Song by Gene Austin
- B-side: "It Made You Happy When You Made Me Cry"
- Published: 1926 by C & J David Music Company, Anne-Rachel Music Corporation, Mills Music Inc.
- Released: January 14, 1927
- Recorded: December 1, 1926
- Studio: Victor Studios, New York City
- Genre: Jazz, pop vocal
- Label: Victor 20371
- Songwriters: Billy Rose; Lee David;

Gene Austin singles chronology
| "Bye Bye Blackbird" (1926) | "To-Night You Belong To Me" (1927) | "Ain't She Sweet" (1927) |

= Tonight You Belong to Me =

1926 song by Gene Austin

"Tonight You Belong to Me" is an American popular song, written in 1926 by lyricist Billy Rose and composer Lee David. The first ever recording was made by Irving Kaufman in 1926 on Banner Records. In 1927, Gene Austin recorded it and the song became a major hit. Another popular recording during this time was by Roger Wolfe Kahn and his Orchestra.

==Other versions==
The song was revived by Frankie Laine in 1952, and recorded again in 1956 by Patience and Prudence, whose version reached #4 on the Billboard charts; they recorded it again in 1964. It was also recorded in 1956 by Lawrence Welk with the Lennon Sisters, and by the duo of Karen Chandler and Jimmy Wakely.

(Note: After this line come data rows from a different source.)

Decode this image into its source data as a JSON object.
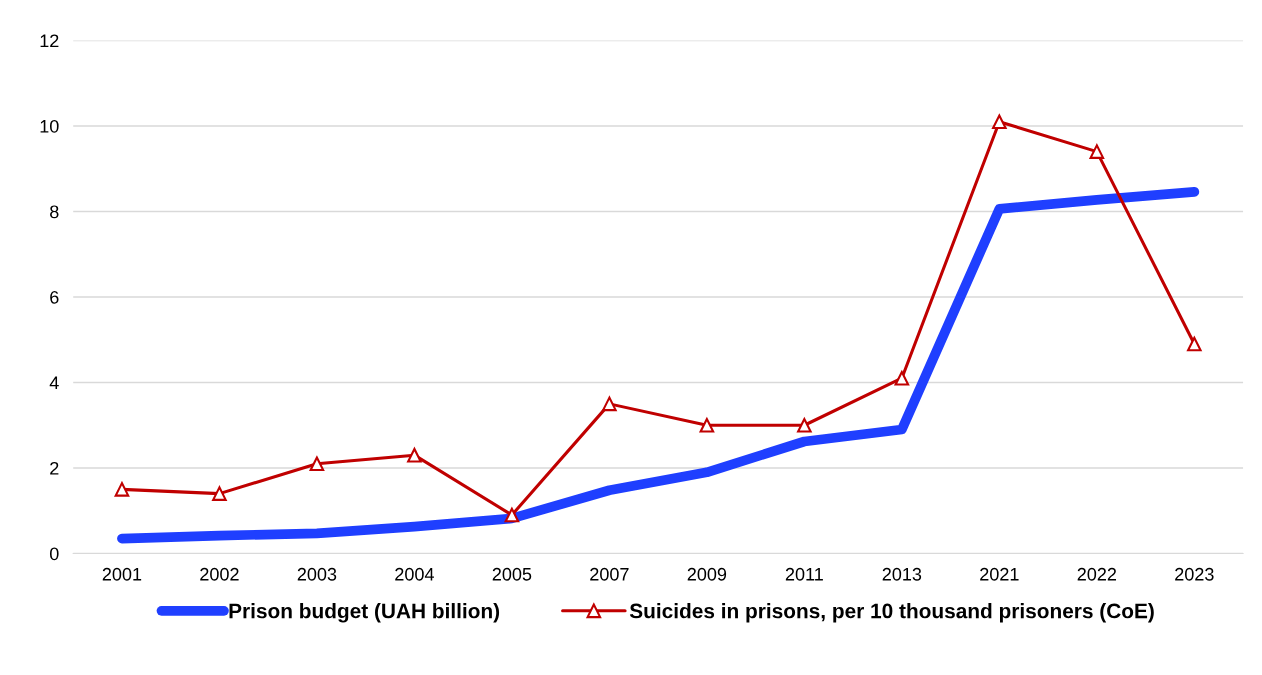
{
  "chart_data": {
    "type": "line",
    "categories": [
      "2001",
      "2002",
      "2003",
      "2004",
      "2005",
      "2007",
      "2009",
      "2011",
      "2013",
      "2021",
      "2022",
      "2023"
    ],
    "series": [
      {
        "name": "Prison budget (UAH billion)",
        "color": "#1f3fff",
        "marker": "none",
        "values": [
          0.35,
          0.42,
          0.47,
          0.63,
          0.82,
          1.48,
          1.9,
          2.62,
          2.9,
          8.06,
          8.27,
          8.46
        ]
      },
      {
        "name": "Suicides in prisons, per 10 thousand prisoners (CoE)",
        "color": "#c00000",
        "marker": "triangle",
        "values": [
          1.5,
          1.4,
          2.1,
          2.3,
          0.9,
          3.5,
          3.0,
          3.0,
          4.1,
          10.1,
          9.4,
          4.9
        ]
      }
    ],
    "ylim": [
      0,
      12
    ],
    "yticks": [
      0,
      2,
      4,
      6,
      8,
      10,
      12
    ],
    "grid": "y",
    "legend": "bottom",
    "line_style": "solid"
  }
}
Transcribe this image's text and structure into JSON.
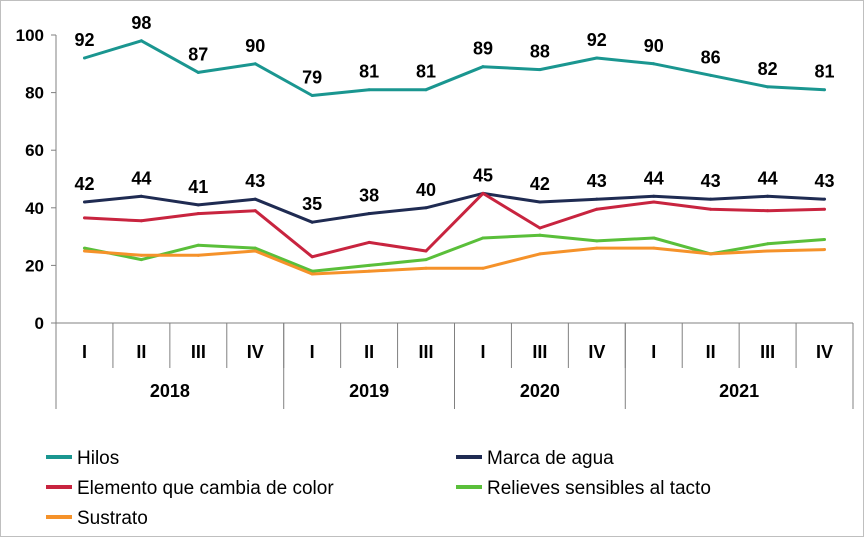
{
  "chart_data": {
    "type": "line",
    "categories": [
      "I",
      "II",
      "III",
      "IV",
      "I",
      "II",
      "III",
      "I",
      "III",
      "IV",
      "I",
      "II",
      "III",
      "IV"
    ],
    "years": [
      {
        "label": "2018",
        "span": 4
      },
      {
        "label": "2019",
        "span": 3
      },
      {
        "label": "2020",
        "span": 3
      },
      {
        "label": "2021",
        "span": 4
      }
    ],
    "ylim": [
      0,
      100
    ],
    "yticks": [
      0,
      20,
      40,
      60,
      80,
      100
    ],
    "legend_position": "bottom",
    "series": [
      {
        "name": "Hilos",
        "color": "#1a9690",
        "values": [
          92,
          98,
          87,
          90,
          79,
          81,
          81,
          89,
          88,
          92,
          90,
          86,
          82,
          81
        ],
        "labels": [
          "92",
          "98",
          "87",
          "90",
          "79",
          "81",
          "81",
          "89",
          "88",
          "92",
          "90",
          "86",
          "82",
          "81"
        ],
        "label_offset": -22
      },
      {
        "name": "Marca de agua",
        "color": "#1f2b52",
        "values": [
          42,
          44,
          41,
          43,
          35,
          38,
          40,
          45,
          42,
          43,
          44,
          43,
          44,
          43
        ],
        "labels": [
          "42",
          "44",
          "41",
          "43",
          "35",
          "38",
          "40",
          "45",
          "42",
          "43",
          "44",
          "43",
          "44",
          "43"
        ],
        "label_offset": -22
      },
      {
        "name": "Elemento que cambia de color",
        "color": "#c8243f",
        "values": [
          36.5,
          35.5,
          38,
          39,
          23,
          28,
          25,
          45,
          33,
          39.5,
          42,
          39.5,
          39,
          39.5
        ]
      },
      {
        "name": "Relieves sensibles al tacto",
        "color": "#5abf3a",
        "values": [
          26,
          22,
          27,
          26,
          18,
          20,
          22,
          29.5,
          30.5,
          28.5,
          29.5,
          24,
          27.5,
          29
        ]
      },
      {
        "name": "Sustrato",
        "color": "#f5922a",
        "values": [
          25,
          23.5,
          23.5,
          25,
          17,
          18,
          19,
          19,
          24,
          26,
          26,
          24,
          25,
          25.5
        ]
      }
    ]
  }
}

In 1977, "Tonight You Belong to Me" was recorded by American country music artist Dottie West. It was released as a single, peaking at number 30 on the Billboard Hot Country Singles chart in August 1977. The song was then issued on West's 1977 studio album When It's Just You and Me.

The song was sung as a duet by Steve Martin and Bernadette Peters in the 1979 film The Jerk, with accompaniment on ukulele and cornet.

On his 2011 solo album Ukulele Songs, Pearl Jam singer Eddie Vedder covered the song, featuring Cat Power.

== Usage in media ==
Patience and Prudence's version of "Tonight You Belong to Me" was used in the 2026 Indonesian film Ghost in the Cell.